Insurance Fraud NEWS
Bungled emails bust suspected setup wreck in UK
December 04, 2019, London,
A web of lies spun by four fraudsters was unravelled by detectives investigating their 'crash for cash' scam.
Police were called when insurers became suspicious about a claim for a collision on the M56 near Runcorn.
And when those involved - including three men from Wirral - offered different stories they ended up being prosecuted rather than paid out.
A ''crash" involving Arnold Flanagan, Levi Ireland, Jamie Howard and Thomas Johnson on July 21, 2016, led to a series of claims to insurers LV.
They were contacted about the incident when a solicitor for Ireland claimed his Mazda had been involved in a crash with a Fiat Punto.
But the insurers found a contact email address submitted by Ireland was the same as one used by Flanagan when he had taken out a policy for his Fiat Punto just three weeks before the incident.
When Flanagan submitted his own claim to LV over the alleged crash - followed by requests from Howard and Johnson, who said they were passengers in his Punto - the insurer became suspicious.

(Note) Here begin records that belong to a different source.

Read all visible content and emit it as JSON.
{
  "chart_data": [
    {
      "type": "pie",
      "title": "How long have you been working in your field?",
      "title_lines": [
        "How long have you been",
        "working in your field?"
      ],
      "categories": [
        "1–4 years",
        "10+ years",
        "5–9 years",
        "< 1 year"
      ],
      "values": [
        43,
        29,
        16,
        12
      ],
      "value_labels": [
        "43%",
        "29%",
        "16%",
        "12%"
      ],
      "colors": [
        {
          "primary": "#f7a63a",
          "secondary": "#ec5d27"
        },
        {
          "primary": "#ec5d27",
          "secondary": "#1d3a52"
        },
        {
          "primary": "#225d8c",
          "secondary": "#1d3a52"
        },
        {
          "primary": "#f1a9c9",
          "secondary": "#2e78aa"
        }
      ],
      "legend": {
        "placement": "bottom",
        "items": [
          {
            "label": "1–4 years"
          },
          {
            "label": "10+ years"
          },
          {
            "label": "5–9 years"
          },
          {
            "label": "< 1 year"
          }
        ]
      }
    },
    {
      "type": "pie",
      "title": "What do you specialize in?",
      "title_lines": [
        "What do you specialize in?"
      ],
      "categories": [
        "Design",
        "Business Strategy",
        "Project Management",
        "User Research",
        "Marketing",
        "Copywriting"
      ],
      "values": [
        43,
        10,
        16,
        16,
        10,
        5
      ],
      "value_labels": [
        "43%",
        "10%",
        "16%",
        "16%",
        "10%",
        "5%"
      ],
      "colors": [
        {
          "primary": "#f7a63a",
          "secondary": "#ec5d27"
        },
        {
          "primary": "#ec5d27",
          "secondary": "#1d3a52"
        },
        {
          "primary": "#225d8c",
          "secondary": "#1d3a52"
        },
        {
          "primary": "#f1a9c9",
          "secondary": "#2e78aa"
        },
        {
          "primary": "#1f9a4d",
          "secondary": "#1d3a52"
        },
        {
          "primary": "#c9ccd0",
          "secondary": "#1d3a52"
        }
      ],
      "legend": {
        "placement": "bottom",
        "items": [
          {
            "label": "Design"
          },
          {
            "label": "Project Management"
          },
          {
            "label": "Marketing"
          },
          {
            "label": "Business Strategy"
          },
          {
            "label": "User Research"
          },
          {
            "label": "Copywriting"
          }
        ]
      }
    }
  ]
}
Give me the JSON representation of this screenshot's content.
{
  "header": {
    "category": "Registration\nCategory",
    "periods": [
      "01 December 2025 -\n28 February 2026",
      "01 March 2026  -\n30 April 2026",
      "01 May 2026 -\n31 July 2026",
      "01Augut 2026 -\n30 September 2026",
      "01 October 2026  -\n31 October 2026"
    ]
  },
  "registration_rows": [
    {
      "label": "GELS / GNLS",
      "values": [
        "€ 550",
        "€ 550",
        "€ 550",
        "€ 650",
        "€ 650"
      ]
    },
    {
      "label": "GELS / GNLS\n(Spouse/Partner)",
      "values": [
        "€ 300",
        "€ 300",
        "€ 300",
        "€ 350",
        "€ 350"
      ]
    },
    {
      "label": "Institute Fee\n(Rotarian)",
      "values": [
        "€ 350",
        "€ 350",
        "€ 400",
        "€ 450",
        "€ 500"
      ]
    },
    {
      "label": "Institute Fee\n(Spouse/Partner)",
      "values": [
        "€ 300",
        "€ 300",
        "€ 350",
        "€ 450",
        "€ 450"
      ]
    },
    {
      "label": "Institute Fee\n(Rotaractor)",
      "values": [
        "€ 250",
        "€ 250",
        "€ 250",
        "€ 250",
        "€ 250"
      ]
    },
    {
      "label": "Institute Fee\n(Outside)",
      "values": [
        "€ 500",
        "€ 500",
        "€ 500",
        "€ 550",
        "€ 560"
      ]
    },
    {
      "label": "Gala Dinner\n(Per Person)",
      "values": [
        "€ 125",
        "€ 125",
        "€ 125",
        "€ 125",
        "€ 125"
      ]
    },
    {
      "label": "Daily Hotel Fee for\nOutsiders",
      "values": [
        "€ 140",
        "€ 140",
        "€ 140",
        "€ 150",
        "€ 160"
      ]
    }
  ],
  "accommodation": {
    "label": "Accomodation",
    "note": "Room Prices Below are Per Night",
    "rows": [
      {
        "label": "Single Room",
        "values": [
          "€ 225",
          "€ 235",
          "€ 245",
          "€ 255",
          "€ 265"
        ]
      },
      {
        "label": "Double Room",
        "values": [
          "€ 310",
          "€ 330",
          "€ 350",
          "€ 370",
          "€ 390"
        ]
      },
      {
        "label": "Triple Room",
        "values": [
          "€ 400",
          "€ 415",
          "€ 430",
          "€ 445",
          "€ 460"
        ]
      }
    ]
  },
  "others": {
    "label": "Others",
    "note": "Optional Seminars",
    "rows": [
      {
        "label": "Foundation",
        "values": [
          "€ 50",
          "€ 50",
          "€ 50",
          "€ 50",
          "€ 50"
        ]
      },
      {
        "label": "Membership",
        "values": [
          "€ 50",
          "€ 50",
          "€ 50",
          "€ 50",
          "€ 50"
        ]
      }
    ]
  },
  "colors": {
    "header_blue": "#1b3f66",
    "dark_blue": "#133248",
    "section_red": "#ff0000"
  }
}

After finding social media links between the four, the insurer rejected the claims and contacted the police, leading to a probe by the City of London Police’s Insurance Fraud Enforcement Department (IFED).
Detectives then listened as interviews led to completely different stories being told by the men:
Ireland admitted he knew Flanagan, but said it was by chance Flanagan and Howard had crashed into the back of his car
Flanagan and Howard said their car had broken down and they phoned Ireland to come and tow them away. Flanagan said Ireland's car had collided with theirs three times whilst being towed
Howard said just one crash, not three, occurred
Johnson was not a passenger, but claimed Flanagan had offered him the chance to make some money if he agreed to say he was. Johnson said he agreed initially, but changed his mind and asked Flanagan to leave him out of the fraud.
When interviewed again, Flanagan admitted he had made a fraudulent insurance application as he did not have a driving licence, but maintained there had been no conspiracy to commit fraud.
However, Flanagan pleaded guilty to the conspiracy on the first day of his trial and Howard later changed his plea to guilty. Thomas Johnson and Levi Ireland had previously pleaded guilty before the trial began.